Ostatni dzień robót. Jadę rozliczyć szalunki, oddali mi 1.6 ZB (złotówki budowlanej) - całkiem fajnie się poczułam, choć i tak facet mi policzył za płyn do czyszczenia, a powinien mi dać za darmo... Ale nie umiem z nimi walczyć. Faceci, którzy w budowlance są lat wiele stają się bardzo opresyjni, bo latami hodują w sobie "walkę o swoje" połączoną z pazernością. Nigdy nie nauczę się ich łamać. Mogę tylko zadowolić się pięknym widokiem z okna na Kampinos:
Miałam na myśli ostatni dzień robót murarskich. Mój wykonawca wyjeżdża na inną budowę. Przyzwyczaiłam się już do jego emocjonalności, gdy godzinami mi tłumaczy jakie to miałam szczęście, że na niego trafiłam, więc powinnam dołożyć lub premię mu wypłacić. Każdego dnia mówił, jak to właściwie nie chciał mi murować, ale się nade mną zlitował. Podkreśla jaki to piękny dom mi wybudował, choć od początku słyszę co to za projekt mu dostarczyłam i że z tyloma błędami projektu to on jeszcze nie widział. Pogoda przepiękna, więc nie ma co z nim dyskutować. Kasiu Muller piękny projekt zrobiłaś.

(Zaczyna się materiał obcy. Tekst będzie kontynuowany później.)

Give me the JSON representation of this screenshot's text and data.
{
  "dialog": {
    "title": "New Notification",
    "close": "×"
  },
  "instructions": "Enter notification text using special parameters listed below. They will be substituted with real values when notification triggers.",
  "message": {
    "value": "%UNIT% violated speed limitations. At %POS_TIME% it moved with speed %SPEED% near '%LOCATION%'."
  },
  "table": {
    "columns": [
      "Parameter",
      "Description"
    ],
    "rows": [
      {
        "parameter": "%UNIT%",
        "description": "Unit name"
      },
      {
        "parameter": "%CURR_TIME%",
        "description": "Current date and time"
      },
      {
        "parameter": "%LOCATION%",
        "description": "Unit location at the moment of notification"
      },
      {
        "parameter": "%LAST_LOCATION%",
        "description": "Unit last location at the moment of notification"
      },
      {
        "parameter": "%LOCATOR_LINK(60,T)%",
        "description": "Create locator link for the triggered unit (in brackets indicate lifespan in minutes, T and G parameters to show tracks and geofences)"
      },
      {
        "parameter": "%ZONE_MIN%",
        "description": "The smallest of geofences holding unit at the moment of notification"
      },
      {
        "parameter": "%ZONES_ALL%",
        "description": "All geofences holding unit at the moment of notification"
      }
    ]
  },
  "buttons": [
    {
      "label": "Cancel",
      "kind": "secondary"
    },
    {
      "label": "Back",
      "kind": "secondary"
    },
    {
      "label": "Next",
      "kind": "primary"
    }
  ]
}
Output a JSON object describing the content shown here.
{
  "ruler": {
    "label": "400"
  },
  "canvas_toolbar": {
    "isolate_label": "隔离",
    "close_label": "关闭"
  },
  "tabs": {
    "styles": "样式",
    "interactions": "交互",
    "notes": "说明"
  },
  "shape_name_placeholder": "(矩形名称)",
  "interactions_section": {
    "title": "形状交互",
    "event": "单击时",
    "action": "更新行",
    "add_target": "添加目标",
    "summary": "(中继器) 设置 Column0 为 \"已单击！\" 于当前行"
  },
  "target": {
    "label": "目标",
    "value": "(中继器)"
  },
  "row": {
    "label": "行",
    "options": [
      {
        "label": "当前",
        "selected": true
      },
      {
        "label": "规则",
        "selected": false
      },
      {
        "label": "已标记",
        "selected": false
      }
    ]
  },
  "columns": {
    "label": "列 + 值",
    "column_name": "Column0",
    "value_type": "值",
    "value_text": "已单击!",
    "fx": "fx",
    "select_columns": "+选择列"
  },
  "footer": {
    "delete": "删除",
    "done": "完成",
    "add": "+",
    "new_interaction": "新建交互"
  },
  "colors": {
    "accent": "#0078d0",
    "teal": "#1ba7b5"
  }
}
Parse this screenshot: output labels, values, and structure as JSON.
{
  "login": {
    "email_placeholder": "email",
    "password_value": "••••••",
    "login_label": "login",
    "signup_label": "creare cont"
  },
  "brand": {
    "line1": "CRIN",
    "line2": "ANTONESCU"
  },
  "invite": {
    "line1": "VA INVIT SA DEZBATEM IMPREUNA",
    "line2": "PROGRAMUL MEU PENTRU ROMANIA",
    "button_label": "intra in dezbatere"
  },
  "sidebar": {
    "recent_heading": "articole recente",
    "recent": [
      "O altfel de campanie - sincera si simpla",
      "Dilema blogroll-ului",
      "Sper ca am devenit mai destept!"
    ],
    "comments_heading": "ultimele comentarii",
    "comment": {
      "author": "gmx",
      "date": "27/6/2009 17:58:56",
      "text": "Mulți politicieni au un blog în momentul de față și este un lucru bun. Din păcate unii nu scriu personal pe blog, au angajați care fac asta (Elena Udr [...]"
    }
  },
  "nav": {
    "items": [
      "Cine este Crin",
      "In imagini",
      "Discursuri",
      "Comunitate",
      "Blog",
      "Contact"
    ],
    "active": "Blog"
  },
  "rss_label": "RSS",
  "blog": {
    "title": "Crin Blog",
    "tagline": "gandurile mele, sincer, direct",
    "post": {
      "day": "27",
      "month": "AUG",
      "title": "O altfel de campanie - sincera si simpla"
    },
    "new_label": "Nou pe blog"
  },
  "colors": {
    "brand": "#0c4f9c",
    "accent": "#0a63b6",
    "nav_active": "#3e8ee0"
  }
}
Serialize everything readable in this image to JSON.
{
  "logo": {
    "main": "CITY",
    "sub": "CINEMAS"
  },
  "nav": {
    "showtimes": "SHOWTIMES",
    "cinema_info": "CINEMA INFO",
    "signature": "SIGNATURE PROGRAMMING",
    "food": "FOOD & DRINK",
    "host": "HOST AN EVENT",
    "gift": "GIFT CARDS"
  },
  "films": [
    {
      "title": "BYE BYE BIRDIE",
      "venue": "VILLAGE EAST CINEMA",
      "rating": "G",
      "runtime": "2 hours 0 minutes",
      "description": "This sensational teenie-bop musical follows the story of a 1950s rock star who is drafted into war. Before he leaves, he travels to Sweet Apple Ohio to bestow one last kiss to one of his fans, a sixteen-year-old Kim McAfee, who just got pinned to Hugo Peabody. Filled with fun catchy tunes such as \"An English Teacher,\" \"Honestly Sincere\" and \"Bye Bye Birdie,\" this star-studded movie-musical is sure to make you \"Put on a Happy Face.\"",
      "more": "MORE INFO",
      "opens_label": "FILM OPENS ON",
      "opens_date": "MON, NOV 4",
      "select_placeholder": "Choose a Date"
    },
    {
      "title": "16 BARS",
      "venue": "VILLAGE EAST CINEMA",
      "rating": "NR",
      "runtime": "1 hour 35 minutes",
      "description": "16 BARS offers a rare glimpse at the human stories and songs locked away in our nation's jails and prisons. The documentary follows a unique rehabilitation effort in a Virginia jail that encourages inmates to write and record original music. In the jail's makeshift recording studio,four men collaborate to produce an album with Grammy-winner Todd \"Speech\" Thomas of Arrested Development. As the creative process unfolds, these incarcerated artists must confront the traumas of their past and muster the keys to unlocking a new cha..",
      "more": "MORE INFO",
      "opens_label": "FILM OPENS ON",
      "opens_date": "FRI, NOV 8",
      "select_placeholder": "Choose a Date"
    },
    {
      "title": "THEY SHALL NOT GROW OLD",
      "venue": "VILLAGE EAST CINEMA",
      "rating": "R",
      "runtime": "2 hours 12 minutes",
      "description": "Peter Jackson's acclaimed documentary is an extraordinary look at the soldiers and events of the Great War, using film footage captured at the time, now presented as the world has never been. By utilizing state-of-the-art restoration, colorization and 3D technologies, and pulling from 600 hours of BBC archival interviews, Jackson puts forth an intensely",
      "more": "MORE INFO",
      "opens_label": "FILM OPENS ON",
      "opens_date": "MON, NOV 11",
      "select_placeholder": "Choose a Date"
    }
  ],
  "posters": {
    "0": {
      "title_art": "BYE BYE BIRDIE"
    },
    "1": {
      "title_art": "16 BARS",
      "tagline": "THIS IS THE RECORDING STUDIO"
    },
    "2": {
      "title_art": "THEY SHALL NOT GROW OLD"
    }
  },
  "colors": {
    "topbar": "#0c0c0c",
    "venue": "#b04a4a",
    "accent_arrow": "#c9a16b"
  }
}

Wieniec gotowy, ściany szczytowe zalane, wykonawca chwali bardzo usytuowanie domu na działce i jego konstrukcję. Najpierw krzyczał po co konstruktor tyle betonu B30 wpakował, a teraz sam swoją robotę podziwia. Mówi, że mocny dom i ta moc daje mu olbrzymie szczęście, tak jakby definiował się przez siłę betonu. W ostatni dzień pochwalił konstrukcję i przyznał, że teraz wszędzie się B30 beton daje (co oznacza, że gęsty i mocy). Rozmawiam z nim godzinę jaki to mocny dom będę miała :).